Fragmento 1- A Fazenda
O inverno seco faz a lua-cheia ainda mais brilhante...
A claridade da lua sobre a fazenda revela os animais no meio do pasto, ruminando a ceva da tarde e se agrupando para concentrar calor entre seus corpos. Algumas poucas nuvens deslizam pelo céu, apenas para emoldurar a imensa esfera prateada.
O som de insetos e outros animais noturnos fazem a trilha sonora de um cenário sem movimento, a não ser pelo mastigar incessante dos bois e vacas, e suas respirações leves e compassadas. A grama alta cobre o solo por toda a extensão daquele terreno até o cercado de madeira, que divide o pasto de uma estreita estrada de terra batida, e que por sua vez, delimita a fazenda e uma pequena mata ciliar.

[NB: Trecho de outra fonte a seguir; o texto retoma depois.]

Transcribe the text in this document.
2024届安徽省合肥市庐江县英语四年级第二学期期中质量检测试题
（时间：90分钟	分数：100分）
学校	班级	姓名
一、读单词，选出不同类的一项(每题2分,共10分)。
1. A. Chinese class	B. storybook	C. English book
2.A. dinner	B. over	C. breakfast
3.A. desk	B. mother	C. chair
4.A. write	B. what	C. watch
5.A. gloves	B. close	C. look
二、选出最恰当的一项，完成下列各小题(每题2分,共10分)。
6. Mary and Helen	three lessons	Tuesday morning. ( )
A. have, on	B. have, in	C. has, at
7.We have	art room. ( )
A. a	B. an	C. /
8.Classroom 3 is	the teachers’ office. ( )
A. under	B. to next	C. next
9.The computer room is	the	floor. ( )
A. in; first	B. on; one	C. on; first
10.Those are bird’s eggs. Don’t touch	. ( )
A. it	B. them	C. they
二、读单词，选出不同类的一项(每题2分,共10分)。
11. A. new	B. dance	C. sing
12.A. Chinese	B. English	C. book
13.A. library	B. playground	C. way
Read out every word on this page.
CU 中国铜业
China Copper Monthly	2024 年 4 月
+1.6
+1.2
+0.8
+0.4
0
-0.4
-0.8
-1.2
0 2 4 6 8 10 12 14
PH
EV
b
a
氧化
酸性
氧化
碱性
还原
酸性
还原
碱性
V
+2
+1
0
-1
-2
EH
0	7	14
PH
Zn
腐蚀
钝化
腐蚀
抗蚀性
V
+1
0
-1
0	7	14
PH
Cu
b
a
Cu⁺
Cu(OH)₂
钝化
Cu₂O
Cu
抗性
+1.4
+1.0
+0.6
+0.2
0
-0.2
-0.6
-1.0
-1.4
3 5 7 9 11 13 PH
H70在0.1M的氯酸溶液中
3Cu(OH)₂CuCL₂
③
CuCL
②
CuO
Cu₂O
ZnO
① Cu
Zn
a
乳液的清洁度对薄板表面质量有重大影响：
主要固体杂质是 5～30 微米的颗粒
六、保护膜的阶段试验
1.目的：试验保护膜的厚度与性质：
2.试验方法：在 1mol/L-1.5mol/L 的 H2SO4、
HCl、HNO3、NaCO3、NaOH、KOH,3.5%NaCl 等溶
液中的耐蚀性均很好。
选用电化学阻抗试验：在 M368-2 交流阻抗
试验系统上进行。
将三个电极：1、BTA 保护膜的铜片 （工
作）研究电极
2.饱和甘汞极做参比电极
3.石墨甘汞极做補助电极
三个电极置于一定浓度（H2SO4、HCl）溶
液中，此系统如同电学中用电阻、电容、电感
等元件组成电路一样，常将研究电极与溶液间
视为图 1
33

Subitamente a grama alta se mexe, como ondas em direção dos animais. Uma vaca de raça holandesa é derrubada violentamente por dois vultos velozes que saem da vegetação. O touro de maior porte levanta a cabeça e coloca as orelhas em riste como um sinal de alerta, ele tenta um mugido, mas é golpeado fortemente por outro vulto, e despenca incapaz de reação.
A uns cem metros dali, fica a sede da fazenda, uma casa de arquitetura simples, mas de alicerces altos e imponentes, com uma varanda central que dá acesso ao terreno em frente, onde um poste rústico ilumina toda a frente da propriedade e um trator estacionado na entrada de um depósito com paredes de tábuas de madeira. Embaixo do trator, um pastor-alemão desperta aflito com sua atenção voltada na direção do pasto. Ele se levanta depressa, choramingando de ansiedade, e depois do som de outro golpe seco vindo do pasto, começa a latir intensamente.

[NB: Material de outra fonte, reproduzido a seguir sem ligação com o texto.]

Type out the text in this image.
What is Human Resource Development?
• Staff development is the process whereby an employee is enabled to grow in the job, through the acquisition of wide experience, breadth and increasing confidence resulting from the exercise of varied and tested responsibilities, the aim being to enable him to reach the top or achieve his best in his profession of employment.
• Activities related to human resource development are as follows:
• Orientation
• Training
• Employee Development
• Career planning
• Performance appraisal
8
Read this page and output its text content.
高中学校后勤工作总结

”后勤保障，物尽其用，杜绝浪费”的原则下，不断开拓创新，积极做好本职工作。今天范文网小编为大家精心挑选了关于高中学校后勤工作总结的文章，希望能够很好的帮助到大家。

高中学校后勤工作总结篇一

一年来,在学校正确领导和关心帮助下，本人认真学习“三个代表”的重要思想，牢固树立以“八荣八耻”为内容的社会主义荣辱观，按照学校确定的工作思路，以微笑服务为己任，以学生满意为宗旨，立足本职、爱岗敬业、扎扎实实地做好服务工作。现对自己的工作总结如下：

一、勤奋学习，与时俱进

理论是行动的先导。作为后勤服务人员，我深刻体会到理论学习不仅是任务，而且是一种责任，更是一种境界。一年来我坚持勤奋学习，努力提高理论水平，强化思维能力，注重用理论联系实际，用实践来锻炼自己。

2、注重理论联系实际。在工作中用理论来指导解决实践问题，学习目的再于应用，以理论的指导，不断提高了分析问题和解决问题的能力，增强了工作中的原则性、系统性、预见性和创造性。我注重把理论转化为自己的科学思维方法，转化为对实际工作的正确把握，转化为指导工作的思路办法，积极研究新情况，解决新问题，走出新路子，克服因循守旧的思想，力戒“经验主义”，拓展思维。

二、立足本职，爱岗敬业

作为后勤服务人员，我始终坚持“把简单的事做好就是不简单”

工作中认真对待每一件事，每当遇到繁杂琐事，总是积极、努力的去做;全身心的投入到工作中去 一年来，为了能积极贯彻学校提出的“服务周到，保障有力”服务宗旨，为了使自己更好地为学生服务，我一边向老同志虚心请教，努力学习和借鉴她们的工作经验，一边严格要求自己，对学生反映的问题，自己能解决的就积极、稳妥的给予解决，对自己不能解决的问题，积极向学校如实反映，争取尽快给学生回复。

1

Não demora até que a luz da varanda se acenda, e de dentro da casa vem uma voz de mulher: - Jorge... O quê foi?
A porta da casa se abre, saindo dela um homem com cerca de quarenta anos, forte, de cabelos castanhos lisos e pele queimada, vestindo uma calça jeans surrada, sem camisa e descalço. Ele serra os olhos para tentar ver o quê acontece na escuridão da paisagem, mas sem resultado. Ao ver o homem na entrada da varanda, o pastor-alemão se enche de coragem e parte correndo na direção do pasto, saltando sem dificuldades a cerca de madeira e desaparecendo na escuridão.
-Max!! Volta aqui, Max!!! -grita o homem inutilmente.
-Jorge!? - chama a mulher de dentro da casa...
-Alguma coisa no pasto. - responde o homem se voltando para dentro. -Maldita onça! - exclama para si mesmo.
Ele entra na casa, a sala é típica das propriedades rurais, com móveis de madeira escura envernizada, passados de geração por geração, organizados de maneira prática no ambiente, sem grande sofisticação, mas bastante aconchegante. A mulher de cabelos claros cacheados usa camisola e esfrega os braços para suportar o frio, aparenta trinta e poucos anos, suas feições revelam que teve de acordar subitamente.
-Hmm... É a terceira vez neste semestre – constata a mulher se sentando no sofá, enquanto o homem vai para outro cômodo – Mas das outras vezes, ela aparecia pela área dos galinheiros... Não pelo pasto.
O homem retorna para a sala carregando uma cartucheira – Deve ser por causa do cheiro de ordenha desta tarde - diz ele.
A mulher observa o marido colocar as cápsulas alaranjadas cheias de pequenas esferas de chumbo dentro da arma- O Delegado da Polícia Florestal pediu para você ligar, caso ela aparecesse novamente. – ela diz com certa preocupação.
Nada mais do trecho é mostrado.